Psy-Insight: Explainable Multi-turn Bilingual Dataset for Mental Health Counseling
Keqi Chen, Zekai Sun, Yuhua Wen, Huijun Lian, Yingming Gao, Ya Li
TL;DR
Psy-Insight introduces a bilingual, explainable multi-turn counseling dataset annotated with turn-level reasoning and session-level guidance to train empathetic mental health LLMs. By crawling real-world dialogues and mapping rich descriptive text to multi-task labels across emotion, psychotherapy, strategy, and topics, the dataset enables chain-of-thought reasoning and retrieved-argument generation. Evaluations—automatic and human—show that fine-tuning models on Psy-Insight improves generation quality and counseling-related reasoning, though still leaves a gap to professional therapists.

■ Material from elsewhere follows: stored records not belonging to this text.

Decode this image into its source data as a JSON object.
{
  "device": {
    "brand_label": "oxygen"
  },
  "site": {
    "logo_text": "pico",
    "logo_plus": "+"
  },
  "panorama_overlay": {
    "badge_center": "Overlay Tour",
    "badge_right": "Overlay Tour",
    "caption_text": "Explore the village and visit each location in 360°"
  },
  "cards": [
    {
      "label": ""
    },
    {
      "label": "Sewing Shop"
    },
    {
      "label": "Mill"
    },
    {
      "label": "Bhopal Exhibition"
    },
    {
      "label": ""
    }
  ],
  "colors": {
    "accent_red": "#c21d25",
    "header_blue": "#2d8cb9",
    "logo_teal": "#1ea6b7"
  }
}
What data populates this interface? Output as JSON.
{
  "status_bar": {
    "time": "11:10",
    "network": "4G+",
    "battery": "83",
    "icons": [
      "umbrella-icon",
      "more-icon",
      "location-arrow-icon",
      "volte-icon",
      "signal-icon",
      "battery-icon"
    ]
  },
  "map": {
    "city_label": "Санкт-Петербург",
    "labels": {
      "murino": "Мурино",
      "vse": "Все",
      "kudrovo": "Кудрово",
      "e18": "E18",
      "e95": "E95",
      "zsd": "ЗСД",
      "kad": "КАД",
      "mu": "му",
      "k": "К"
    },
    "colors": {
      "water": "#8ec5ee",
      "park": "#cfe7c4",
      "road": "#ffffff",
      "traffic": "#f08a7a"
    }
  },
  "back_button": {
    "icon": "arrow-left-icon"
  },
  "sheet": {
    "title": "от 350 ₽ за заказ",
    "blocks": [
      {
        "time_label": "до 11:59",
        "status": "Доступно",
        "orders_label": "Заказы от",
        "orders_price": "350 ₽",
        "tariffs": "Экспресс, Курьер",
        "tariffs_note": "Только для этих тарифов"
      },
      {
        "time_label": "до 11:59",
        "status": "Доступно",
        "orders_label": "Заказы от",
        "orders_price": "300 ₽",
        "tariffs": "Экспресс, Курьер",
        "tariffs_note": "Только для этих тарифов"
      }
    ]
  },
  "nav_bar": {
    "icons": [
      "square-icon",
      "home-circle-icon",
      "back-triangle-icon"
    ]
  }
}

The work provides a foundation for cross-cultural mental health AI, multi-task learning, and future enhancements via reinforcement learning with expert feedback.
Abstract
The in-context learning capabilities of large language models (LLMs) show great potential in mental health support. However, the lack of counseling datasets, particularly in Chinese corpora, restricts their application in this field. To address this, we constructed Psy-Insight, the first mental health-oriented explainable multi-task bilingual dataset. We collected face-to-face multi-turn counseling dialogues, which are annotated with multi-task labels and conversation process explanations. Our annotations include psychotherapy, emotion, strategy, and topic labels, as well as turn-level reasoning and session-level guidance. Psy-Insight is not only suitable for tasks such as label recognition but also meets the need for training LLMs to act as empathetic counselors through logical reasoning. Experiments show that training LLMs on Psy-Insight enables the models to not only mimic the conversation style but also understand the underlying strategies and reasoning of counseling.